Par conclusions notifiées le 2 août 2024, l’intimée demande à la cour de :
déclarer la SCI du [Adresse 8] recevable et bien fondée en son appel incident ;
débouter la société [L] de ses demandes, fins et prétentions ;
confirmer le jugement du tribunal judiciaire en date du 9 mars 2023 en ce qu’il a :
Constaté l’acquisition de la clause résolutoire insérée au bail liant la société SCI de l’immeuble du [Adresse 8] et la société Glasgow et portant sur les locaux sis à Paris 3ème au [Adresse 7] et au [Adresse 1] à la date du 17 septembre 2018, par l’effet du commandement délivré le 17 août 2018 ;
Dit n’y avoir lieu à examiner les demandes subsidiaires de la société [L] tendant à prononcer la nullité du congé et du 28 mars 2019, à requalifier le congé avec refus de paiement d’indemnité d’éviction en congé avec offre de paiement d’une indemnité d’éviction et à ordonner une expertise avant dire droit ;
Dit que la société [L] devra libérer de sa personne et de ses biens ainsi que de tous occupants de son chef notamment la société [V] [Y], les lieux loués dans un délai de 2 mois à compter de la signification du présent jugement ;
Faute pour la société [L] de quitter les lieux dans le délai indiqué et celui-ci passé, autorise la société SCI de l’immeuble du [Adresse 8] à faire procéder à son expulsion et à celle de tous occupants de son chef des lieux précités, au besoin avec l’assistance de la force publique ;
Dit que les meubles et objets meublant se trouvant sur place donneront lieu à l’application des dispositions des articles L. 433-1 et suivants et R.433-1 et suivants du code des procédures civiles d’exécution ;
Ordonné la société [L] à payer à la société SCI de l’immeuble du [Adresse 8] à compter du 17 septembre 2018 et jusqu’à la libération effective des lieux, une indemnité d’occupation mensuelle d’un montant égal au montant du dernier loyer contractuel indexé majoré des charges ;
Condamné la société [L] aux dépens ;
Condamné la société [L] à payer à la société SCI de l’immeuble du [Adresse 8] la somme de 1500 € sur le fondement de l’article 700 du code de procédure civile ;
infirmer le jugement du tribunal judiciaire en date du 9 mars 2023 en ce qu’il a :
débouté la société SCI de l’immeuble du [Adresse 8] de sa demande de condamnation au paiement d’une astreinte provisoire d’un montant de 200 € par jour de retard à compter du 15ème jour suivant la signification de la décision à intervenir,
débouté les parties de toute demande plus ample.
Statuant à nouveau,
condamner la société [L] à payer à la SCI de l’immeuble du [Adresse 8] la somme de 6.000 euros au titre de l’article 700 du code de procédure civile ;
condamner la société [L] aux entiers dépens et droits proportionnels.
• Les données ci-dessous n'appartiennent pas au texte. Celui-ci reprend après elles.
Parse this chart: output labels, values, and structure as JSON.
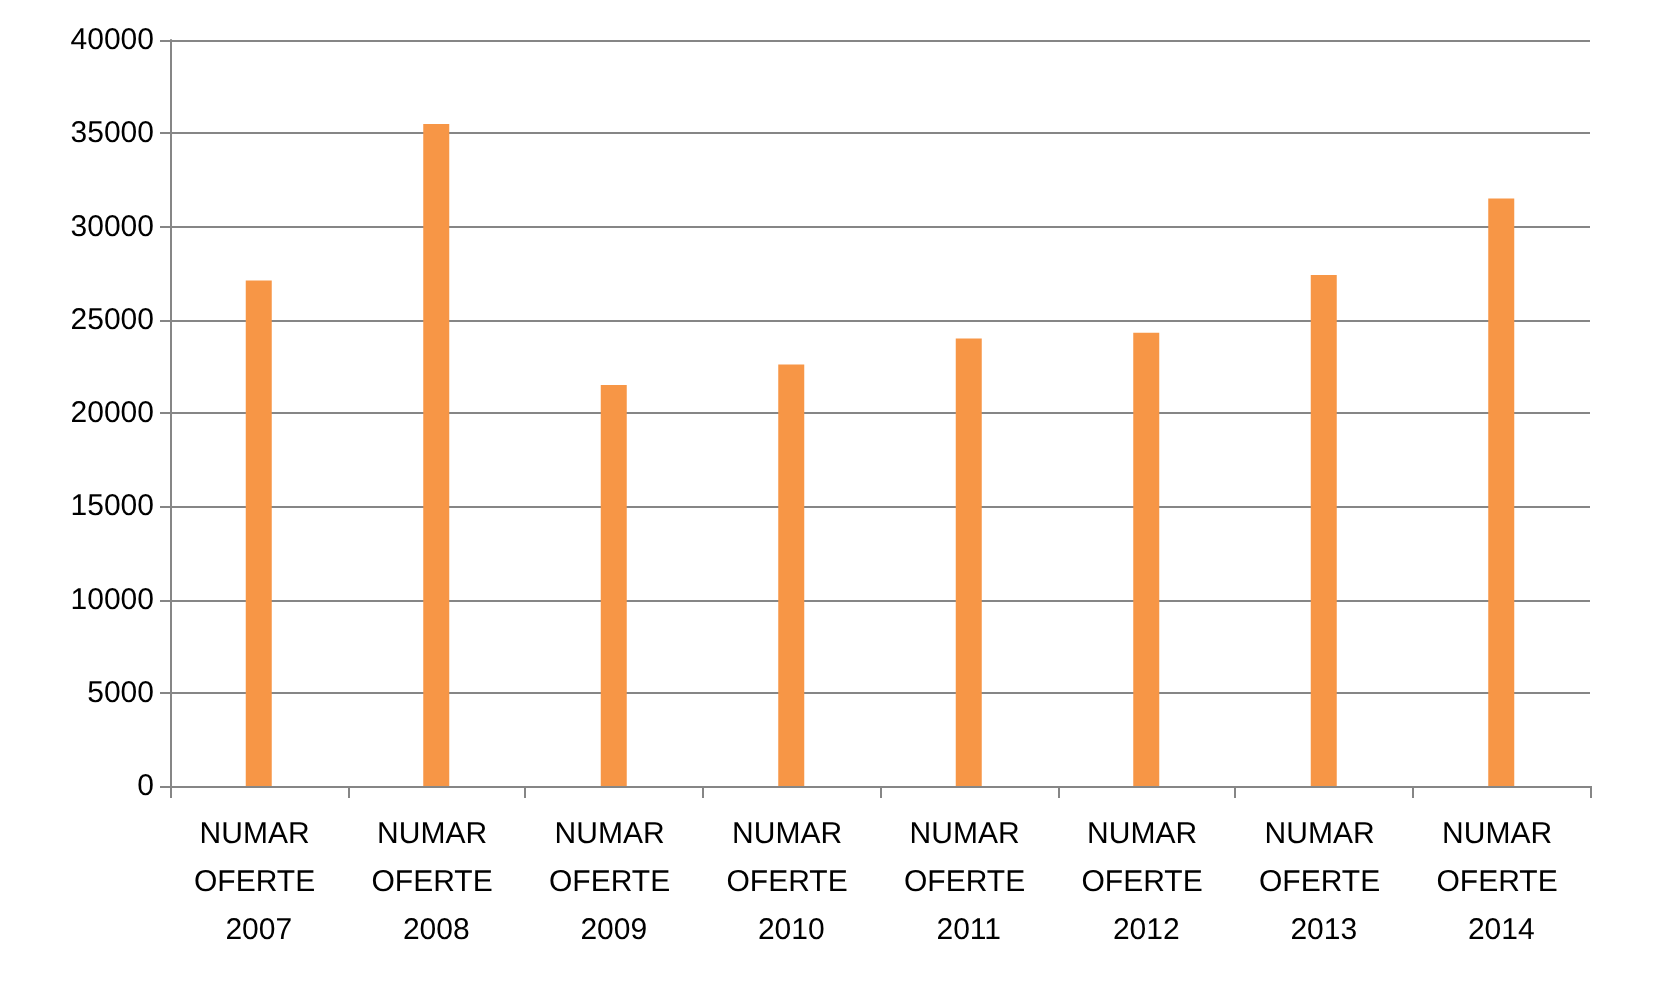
{
  "chart_data": {
    "type": "bar",
    "categories": [
      "NUMAR OFERTE 2007",
      "NUMAR OFERTE 2008",
      "NUMAR OFERTE 2009",
      "NUMAR OFERTE 2010",
      "NUMAR OFERTE 2011",
      "NUMAR OFERTE 2012",
      "NUMAR OFERTE 2013",
      "NUMAR OFERTE 2014"
    ],
    "values": [
      27100,
      35500,
      21500,
      22600,
      24000,
      24300,
      27400,
      31500
    ],
    "color": "#f79646",
    "ylim": [
      0,
      40000
    ],
    "yticks": [
      0,
      5000,
      10000,
      15000,
      20000,
      25000,
      30000,
      35000,
      40000
    ],
    "grid": "y"
  }
}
La cour renvoie à ces conclusions pour le complet exposé des moyens des parties, en application de l’article 455 du code de procédure civile.
MOTIFS DE L’ARRÊT
1.Sur l’acquisition de la clause résolutoire
Il ressort de l’article L145-41 du code de commerce qu’un contrat de bail commercial peut contenir une clause prévoyant la résiliation de plein droit si elle ne produit effet qu’un mois après un commandement de payer ou une sommation d’exécuter infructueux, le commandement devant, à peine de nullité, mentionner ce délai.
Compte tenu de la gravité des conséquences d’une telle clause, elle ne peut concerner qu’une obligation expressément prévue au contrat de bail et le législateur a subordonné son effet à la possibilité donnée au locataire de régulariser sa situation dans le délai d’un mois. En outre, un tel commandement ou une telle sommation visant la clause résolutoire du bail ne peuvent produire effet que s’ils ont été délivrés de bonne foi, conformément à l’exigence de l’article 1104 reprenant le principe résultant de l’ancien1134 alinéa 3 du code civil. Il en résulte qu’un commandement délivré de mauvaise foi est de nul effet et ne peut entraîner l’acquisition de la clause résolutoire du bail.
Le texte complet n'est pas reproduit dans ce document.